Conduit width 2.1 m (6 ft 11 in) max.
Capacity 580,000 m3/d (20,000,000 cu ft/d)
Construction began 1960
Opening date 1970

The Kapoor Tunnel is a straight 8.8 km (5.5 mi) subterranean route which is the main transport of water from the Sooke Lake to the Westshore, City of Victoria, Esquimalt, and the Saanich Peninsula. When it was determined that the Sooke Flowline would no longer meet the region's needs, the decision was made to excavate the tunnel. Prior to construction of the flowline, Arthur Adams, the consultant for the flowline construction, had proposed the Kapoor Tunnel be built. Unfortunately, that era's technology was not yet up to the task.[1]


The tunnel was formed by a miniature tunnel boring machine (TBM), which was built in Vancouver at a cost of $258,000. Excavation was undertaken from both ends with the intention of meeting in the middle. The machine was later abandoned and excavation was carried out manually due to the soft rock clogging the teeth and gears and causing motor burn outs. The contractor quit and the water district completed the task in 1967.[2] On completion, the tunnel was an engineering success. Even without modern laser technology, the tunnel was joined only 6 in (152 mm) off line.The project was almost incident free with the only major injury occurring when a worker's eye was damaged while drilling into a hole containing an undetonated stick of dynamite.

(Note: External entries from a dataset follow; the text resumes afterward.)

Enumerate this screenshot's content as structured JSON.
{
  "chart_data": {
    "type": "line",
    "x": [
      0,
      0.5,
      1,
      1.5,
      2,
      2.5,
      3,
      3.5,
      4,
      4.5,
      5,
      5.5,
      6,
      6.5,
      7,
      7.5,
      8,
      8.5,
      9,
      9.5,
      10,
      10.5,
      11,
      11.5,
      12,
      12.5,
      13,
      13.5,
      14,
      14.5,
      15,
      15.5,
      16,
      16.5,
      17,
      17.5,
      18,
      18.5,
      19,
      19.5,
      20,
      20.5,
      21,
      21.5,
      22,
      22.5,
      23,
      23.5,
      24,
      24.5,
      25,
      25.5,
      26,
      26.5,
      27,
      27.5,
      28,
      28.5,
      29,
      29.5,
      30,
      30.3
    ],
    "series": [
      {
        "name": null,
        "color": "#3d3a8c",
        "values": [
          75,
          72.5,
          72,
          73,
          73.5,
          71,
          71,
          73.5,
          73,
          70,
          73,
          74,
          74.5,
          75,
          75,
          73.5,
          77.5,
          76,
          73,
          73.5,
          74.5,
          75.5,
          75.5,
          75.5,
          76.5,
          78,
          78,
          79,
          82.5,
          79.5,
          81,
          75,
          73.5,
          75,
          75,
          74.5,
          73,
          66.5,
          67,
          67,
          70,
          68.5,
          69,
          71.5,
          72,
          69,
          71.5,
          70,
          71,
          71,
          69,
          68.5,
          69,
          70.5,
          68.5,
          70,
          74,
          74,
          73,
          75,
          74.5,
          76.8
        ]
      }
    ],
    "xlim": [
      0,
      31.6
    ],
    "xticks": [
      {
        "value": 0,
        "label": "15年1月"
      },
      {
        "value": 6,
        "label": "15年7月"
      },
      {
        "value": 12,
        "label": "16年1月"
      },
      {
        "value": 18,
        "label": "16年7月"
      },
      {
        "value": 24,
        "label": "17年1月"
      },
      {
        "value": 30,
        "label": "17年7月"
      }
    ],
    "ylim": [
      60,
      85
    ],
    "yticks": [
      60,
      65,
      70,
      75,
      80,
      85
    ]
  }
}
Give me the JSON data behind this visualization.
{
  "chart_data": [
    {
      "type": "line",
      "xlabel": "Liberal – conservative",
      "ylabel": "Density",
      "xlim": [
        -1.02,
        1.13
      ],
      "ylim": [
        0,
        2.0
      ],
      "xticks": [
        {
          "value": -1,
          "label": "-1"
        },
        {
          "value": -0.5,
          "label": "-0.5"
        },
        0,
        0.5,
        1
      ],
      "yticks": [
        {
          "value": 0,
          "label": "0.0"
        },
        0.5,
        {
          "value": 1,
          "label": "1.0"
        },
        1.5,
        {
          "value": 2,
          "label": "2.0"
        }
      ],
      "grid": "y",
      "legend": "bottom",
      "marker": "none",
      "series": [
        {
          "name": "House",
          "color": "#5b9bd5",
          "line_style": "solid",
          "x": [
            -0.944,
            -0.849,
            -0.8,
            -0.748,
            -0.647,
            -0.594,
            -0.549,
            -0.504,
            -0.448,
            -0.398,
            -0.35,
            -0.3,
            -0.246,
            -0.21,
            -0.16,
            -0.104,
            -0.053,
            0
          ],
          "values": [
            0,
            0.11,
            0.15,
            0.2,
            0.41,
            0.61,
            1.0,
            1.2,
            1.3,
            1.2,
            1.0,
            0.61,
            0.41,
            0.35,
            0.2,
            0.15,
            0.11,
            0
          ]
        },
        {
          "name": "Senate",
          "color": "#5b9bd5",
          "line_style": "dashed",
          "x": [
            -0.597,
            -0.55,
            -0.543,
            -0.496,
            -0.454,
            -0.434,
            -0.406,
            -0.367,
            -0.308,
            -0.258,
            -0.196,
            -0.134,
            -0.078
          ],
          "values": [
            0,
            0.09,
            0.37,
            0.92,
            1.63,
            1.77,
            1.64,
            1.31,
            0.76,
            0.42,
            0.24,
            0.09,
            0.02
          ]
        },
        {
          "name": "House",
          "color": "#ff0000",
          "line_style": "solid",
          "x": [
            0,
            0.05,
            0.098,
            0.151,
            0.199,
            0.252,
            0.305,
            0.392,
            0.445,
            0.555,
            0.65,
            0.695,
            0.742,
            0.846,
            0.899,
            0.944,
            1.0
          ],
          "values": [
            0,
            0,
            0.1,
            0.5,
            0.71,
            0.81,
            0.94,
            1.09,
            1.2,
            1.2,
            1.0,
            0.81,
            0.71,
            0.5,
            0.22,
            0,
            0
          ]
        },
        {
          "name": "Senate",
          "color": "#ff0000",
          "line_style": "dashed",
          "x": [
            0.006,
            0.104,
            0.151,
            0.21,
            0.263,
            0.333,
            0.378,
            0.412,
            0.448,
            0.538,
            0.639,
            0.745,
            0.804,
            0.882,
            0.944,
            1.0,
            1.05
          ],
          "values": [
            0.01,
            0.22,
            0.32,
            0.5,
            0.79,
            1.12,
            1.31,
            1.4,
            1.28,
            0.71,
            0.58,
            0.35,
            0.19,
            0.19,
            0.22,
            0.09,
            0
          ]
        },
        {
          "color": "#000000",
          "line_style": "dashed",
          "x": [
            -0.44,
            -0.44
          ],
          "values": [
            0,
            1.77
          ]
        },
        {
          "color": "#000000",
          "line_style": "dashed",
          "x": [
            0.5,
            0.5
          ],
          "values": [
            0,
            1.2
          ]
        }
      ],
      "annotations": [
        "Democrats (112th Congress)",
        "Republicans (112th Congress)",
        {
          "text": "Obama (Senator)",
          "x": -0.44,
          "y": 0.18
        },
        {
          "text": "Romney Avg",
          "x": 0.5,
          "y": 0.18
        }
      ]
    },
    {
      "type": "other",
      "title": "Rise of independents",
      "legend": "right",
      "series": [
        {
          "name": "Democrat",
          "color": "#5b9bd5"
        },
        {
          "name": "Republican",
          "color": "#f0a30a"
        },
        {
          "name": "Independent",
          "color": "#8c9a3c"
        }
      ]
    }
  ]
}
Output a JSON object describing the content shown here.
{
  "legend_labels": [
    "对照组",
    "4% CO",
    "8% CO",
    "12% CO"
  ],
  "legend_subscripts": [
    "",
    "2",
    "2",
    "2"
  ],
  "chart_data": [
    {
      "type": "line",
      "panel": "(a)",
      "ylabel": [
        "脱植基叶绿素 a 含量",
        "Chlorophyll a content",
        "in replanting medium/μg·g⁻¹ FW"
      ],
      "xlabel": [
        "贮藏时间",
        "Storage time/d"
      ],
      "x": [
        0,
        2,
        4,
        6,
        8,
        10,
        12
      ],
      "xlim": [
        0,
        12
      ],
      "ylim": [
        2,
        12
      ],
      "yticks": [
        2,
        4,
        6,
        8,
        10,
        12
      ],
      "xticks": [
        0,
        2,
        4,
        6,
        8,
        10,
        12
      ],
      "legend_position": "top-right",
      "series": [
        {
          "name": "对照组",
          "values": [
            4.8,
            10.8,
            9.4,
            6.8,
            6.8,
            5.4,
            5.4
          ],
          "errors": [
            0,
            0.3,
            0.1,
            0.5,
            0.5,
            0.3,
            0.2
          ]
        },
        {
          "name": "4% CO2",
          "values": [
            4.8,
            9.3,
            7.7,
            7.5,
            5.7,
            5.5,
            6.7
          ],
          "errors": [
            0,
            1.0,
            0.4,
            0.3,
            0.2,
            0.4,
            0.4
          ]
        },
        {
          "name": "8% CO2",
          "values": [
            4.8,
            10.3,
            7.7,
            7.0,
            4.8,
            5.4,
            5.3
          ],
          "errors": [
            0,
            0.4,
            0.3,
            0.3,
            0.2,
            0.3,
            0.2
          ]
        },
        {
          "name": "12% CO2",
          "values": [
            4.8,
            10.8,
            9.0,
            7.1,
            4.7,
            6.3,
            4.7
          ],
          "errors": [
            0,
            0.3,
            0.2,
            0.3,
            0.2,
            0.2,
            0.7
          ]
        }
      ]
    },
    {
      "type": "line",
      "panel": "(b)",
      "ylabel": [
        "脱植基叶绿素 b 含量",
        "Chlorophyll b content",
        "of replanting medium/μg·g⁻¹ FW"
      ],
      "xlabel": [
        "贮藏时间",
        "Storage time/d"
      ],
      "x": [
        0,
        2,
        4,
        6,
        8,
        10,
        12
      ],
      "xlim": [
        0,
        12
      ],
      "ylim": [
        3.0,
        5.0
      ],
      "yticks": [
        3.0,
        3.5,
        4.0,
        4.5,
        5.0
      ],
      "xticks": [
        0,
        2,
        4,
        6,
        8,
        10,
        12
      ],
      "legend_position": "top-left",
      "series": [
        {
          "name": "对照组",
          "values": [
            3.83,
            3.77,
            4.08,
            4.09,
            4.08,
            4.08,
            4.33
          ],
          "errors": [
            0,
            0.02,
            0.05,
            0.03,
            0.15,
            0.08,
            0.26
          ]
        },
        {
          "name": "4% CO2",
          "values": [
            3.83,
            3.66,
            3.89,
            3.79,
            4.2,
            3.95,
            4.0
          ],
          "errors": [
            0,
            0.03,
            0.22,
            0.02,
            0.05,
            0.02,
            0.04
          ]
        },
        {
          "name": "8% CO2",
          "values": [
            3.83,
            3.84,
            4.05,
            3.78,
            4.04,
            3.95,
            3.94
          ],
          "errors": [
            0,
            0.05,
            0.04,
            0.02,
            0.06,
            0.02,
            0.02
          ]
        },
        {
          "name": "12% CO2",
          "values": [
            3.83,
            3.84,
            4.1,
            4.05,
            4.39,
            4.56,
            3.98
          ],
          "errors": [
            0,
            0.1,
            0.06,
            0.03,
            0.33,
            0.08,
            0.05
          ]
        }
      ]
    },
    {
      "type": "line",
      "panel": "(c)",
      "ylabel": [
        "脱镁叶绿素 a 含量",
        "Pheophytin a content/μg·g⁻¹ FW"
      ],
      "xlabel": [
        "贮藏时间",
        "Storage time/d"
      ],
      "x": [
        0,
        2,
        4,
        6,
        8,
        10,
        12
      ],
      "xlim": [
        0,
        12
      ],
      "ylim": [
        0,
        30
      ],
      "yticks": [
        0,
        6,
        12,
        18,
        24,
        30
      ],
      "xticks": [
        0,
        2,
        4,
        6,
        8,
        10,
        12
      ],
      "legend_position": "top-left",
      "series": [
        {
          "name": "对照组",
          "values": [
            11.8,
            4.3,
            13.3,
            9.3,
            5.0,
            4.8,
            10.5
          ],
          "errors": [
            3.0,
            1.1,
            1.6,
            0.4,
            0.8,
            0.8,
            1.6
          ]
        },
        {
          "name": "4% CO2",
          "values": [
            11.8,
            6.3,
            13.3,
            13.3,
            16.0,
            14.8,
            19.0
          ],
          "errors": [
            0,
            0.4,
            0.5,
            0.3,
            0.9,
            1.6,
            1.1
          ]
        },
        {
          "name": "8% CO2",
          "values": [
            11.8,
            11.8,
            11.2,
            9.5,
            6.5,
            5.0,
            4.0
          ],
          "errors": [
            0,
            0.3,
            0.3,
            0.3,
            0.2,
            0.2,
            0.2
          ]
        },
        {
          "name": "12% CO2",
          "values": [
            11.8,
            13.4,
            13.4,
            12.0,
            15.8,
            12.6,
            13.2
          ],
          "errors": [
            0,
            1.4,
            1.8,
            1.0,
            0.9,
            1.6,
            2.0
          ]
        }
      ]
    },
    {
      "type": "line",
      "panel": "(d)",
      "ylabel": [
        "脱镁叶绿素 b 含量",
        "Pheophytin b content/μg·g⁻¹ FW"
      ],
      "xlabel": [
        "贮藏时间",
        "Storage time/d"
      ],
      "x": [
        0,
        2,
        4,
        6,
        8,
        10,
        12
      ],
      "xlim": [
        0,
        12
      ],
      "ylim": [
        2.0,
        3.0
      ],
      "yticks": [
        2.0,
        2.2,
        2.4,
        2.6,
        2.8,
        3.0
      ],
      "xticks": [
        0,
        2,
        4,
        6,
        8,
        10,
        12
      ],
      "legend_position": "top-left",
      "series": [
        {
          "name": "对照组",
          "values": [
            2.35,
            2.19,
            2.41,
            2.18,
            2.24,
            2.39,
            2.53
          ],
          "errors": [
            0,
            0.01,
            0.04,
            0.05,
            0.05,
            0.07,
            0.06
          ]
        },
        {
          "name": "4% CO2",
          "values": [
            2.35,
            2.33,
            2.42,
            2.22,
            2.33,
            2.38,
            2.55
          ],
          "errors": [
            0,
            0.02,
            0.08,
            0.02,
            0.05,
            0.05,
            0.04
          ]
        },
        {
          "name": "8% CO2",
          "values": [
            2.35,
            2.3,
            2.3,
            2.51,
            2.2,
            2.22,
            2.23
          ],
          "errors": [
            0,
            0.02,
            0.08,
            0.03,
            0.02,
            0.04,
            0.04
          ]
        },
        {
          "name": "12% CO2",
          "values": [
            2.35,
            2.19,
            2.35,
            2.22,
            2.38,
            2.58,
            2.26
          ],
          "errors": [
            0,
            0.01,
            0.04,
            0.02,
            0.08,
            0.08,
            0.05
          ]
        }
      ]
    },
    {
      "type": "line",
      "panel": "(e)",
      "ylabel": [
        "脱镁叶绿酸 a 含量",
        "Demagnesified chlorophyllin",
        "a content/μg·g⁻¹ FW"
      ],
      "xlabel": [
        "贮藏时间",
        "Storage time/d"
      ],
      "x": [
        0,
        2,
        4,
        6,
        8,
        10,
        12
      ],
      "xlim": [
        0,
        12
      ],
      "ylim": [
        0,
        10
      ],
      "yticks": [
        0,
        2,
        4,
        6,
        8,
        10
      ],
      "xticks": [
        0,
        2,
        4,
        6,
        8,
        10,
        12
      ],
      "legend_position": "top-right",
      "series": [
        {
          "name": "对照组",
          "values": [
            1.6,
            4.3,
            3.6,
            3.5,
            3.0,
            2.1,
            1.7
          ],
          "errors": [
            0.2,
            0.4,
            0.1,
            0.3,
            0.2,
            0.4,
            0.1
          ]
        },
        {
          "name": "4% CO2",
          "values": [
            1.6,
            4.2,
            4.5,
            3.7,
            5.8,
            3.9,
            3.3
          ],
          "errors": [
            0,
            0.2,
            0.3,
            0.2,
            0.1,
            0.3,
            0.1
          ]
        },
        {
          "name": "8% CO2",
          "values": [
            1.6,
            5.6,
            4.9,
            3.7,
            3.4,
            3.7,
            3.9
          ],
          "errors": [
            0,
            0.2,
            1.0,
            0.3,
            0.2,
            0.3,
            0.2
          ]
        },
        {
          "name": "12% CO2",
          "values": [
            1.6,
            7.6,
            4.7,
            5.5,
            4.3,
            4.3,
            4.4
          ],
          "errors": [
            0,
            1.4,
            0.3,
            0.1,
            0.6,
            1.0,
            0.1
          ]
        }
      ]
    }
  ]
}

The project was a challenging feat due to a variety of factors:

  • The rock the tunnel was being bored through was a crumbly, unstable shale
  • Close quarters meant that only one cart could travel in the tunnel at a time
  • The tight space meant that only three men could work at the rock face, limiting progress to 7 metres (23 feet) per day
  • Fresh air needed to be pumped in from the surface deep into the tunnel
  • The narrow gauge railway restricted how much cement could be sent into the tunnel and slowed the lining process to 24 m (79 ft) per day.


The tunnel runs from the head tank near Sooke Lake, which maintains a constant pressure to the Japan Gulch UV Plant near Goldstream Provincial Park.


This tunnel can convey 580 million litres/day, 10 times greater than the Sooke Flowline, and provides water to all municipalities, except Sooke and the Highlands. Its final cost was $5.6 million. The Sooke Flowline had been leaking and was vulnerable to blow downs and rock slides.

Every January, the tunnel is shut off and the city transfers over to the district's secondary Goldstream system. Workers walk the 8.8 km (5.5 mi) route to look for cracks and other defects.


  1. ^ Hall, Del (1989). At The End of the Trail From Victoria. Victoria: Cougar Press Editions. ASIN B002IGIN76. 
  2. ^ Greater Victoria Water District (1991). History and General Information. Victoria: Greater Victoria Water District.